Nasdaq Proposes Stricter Listing Rules Affecting Crypto Treasury Firms and Shell Companies
Nasdaq has unveiled proposed amendments to its listing standards that could reshape the landscape for digital asset treasury (DAT) companies and shell entities. The exchange aims to enhance market integrity by increasing the minimum public float requirement to $15 million and expediting delisting processes for firms that fail to meet compliance or minimum market value thresholds.
Elevating Standards for Digital Asset Treasury Firms
According to Brandon Ferrick, general counsel at Web3 infrastructure firm Douro Labs, these changes are unlikely to adversely affect well-managed digital asset treasury companies. Instead, they may confer a trading premium on stronger players as weaker firms are removed from the market. Ferrick noted, “You can expect the best names to trade at a premium because the weaker performing firms will be washed out. This effectively puts an mNAV premium on high-quality DATs.”
The term mNAV refers to a multiple of net asset value, representing the market valuation relative to a company’s digital asset holdings.
Key Elements of the Proposed Listing Amendments
The proposed rules include three primary updates: a $15 million minimum public float for new listings, accelerated delisting for companies with compliance deficiencies or market values below $5 million, and a $25 million minimum public offering proceeds requirement for companies primarily operating in China.
While intended to enhance market quality, these changes may have unintended consequences. Ferrick highlighted that raising the minimum float could increase the cost of shell companies, effectively creating higher barriers for new entrants. Shell companies—often with limited active operations—are frequently used in venture capital, asset management, and corporate restructuring deals, including special purpose acquisition companies (SPACs) that have been prominent in digital asset treasury transactions.
Next Steps and Market Context
Nasdaq has submitted the proposed rules to the U.S. Securities and Exchange Commission (SEC) for review. If approved, the exchange intends to implement the changes promptly. Nasdaq is a major global exchange, listing over 3,300 U.S. companies and handling more than 49 billion equity shares in monthly trading volume as of August 2025.

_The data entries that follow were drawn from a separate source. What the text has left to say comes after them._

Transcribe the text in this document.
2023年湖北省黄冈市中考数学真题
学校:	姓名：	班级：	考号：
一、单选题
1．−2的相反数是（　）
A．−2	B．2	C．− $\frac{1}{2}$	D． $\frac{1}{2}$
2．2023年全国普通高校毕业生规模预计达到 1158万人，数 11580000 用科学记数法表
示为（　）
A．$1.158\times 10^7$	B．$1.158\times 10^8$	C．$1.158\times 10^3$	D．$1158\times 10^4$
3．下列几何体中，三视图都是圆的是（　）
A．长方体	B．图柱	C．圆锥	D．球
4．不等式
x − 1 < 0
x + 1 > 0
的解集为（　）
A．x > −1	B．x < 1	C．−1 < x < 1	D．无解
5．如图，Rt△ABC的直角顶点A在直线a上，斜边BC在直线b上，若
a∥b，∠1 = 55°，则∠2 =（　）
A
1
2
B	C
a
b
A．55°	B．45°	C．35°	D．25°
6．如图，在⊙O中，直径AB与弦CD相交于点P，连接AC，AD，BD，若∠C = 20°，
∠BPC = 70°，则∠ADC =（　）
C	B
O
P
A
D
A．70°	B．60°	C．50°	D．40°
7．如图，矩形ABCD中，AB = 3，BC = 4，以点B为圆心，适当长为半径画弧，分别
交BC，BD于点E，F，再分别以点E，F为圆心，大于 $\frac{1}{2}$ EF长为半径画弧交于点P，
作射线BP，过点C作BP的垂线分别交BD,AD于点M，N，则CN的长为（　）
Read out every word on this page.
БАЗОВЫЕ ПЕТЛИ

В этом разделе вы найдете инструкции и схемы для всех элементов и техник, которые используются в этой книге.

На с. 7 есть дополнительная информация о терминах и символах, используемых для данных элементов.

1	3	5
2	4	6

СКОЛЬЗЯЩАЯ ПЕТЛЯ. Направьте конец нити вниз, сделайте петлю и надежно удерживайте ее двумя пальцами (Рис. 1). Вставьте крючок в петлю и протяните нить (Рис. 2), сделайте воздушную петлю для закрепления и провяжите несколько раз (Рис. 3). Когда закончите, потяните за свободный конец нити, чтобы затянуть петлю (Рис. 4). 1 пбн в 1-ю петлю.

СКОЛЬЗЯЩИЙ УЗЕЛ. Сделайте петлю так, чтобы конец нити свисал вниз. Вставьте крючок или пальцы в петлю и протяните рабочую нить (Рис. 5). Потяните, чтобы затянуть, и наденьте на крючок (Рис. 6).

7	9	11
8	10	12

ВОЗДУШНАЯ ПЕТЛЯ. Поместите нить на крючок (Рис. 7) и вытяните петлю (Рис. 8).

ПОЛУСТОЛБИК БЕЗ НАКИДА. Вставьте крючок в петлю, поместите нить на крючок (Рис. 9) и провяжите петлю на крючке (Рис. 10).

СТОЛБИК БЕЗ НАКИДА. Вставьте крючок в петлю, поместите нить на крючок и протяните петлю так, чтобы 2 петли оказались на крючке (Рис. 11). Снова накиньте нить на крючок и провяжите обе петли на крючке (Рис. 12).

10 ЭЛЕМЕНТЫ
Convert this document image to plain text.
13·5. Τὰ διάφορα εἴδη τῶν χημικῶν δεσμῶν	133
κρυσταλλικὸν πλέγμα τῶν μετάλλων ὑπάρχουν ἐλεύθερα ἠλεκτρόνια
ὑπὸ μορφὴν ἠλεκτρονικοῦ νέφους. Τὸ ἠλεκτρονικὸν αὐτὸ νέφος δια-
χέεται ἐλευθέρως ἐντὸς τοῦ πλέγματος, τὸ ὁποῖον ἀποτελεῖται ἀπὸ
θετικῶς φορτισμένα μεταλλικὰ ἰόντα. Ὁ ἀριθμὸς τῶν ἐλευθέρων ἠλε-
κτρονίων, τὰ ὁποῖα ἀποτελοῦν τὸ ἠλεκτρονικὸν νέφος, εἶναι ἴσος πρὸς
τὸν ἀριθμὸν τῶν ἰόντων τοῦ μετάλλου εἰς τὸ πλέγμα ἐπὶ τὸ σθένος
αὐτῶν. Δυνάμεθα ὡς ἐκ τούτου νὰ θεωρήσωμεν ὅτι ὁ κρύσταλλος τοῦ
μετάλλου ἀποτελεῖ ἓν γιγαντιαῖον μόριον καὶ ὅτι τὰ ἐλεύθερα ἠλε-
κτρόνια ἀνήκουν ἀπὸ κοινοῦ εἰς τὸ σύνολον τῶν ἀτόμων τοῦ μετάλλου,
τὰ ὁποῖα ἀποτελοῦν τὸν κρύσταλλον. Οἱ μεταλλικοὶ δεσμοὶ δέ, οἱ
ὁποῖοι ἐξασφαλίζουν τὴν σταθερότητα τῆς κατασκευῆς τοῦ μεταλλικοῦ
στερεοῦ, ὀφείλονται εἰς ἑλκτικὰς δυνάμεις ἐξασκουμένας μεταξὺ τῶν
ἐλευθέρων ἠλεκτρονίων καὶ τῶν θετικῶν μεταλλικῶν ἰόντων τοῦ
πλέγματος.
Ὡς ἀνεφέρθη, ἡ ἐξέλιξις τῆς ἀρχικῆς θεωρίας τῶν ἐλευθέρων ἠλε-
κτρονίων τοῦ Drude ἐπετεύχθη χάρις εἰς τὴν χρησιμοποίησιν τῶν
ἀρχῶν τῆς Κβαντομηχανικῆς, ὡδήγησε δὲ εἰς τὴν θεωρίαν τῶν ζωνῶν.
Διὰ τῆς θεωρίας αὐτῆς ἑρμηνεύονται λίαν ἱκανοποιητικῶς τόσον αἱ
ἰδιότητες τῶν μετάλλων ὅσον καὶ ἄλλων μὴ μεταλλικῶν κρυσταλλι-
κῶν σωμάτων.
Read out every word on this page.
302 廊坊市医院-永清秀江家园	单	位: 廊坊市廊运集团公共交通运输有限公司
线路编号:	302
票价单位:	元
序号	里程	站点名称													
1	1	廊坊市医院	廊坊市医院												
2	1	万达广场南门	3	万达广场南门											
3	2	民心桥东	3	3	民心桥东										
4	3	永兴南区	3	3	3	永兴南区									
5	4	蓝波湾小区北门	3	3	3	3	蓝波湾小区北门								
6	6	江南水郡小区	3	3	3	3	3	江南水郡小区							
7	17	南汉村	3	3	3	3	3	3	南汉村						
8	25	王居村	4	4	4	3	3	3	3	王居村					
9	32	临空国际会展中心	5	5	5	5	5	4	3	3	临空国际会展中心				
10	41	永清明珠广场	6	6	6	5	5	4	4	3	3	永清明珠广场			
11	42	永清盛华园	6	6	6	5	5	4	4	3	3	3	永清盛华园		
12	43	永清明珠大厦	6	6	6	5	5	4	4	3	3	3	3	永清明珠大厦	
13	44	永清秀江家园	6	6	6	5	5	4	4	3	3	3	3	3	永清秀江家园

Current Nasdaq regulations require shareholder approval for issuing new securities tied to significant acquisitions, equity compensation, or control changes affecting 20% or more of shares below market price, underscoring the exchange’s focus on corporate governance.
FinOracleAI — Market View
Nasdaq’s proposed listing rule changes are likely to generate a positive impact for established digital asset treasury firms by enhancing market credibility and creating a premium for high-quality players. However, smaller issuers and shell companies may face increased costs and entry barriers, which could reduce market participation and liquidity in this segment. Investors should monitor SEC approval timelines and the market’s response to delisting acceleration, as these factors will influence the pace of industry consolidation.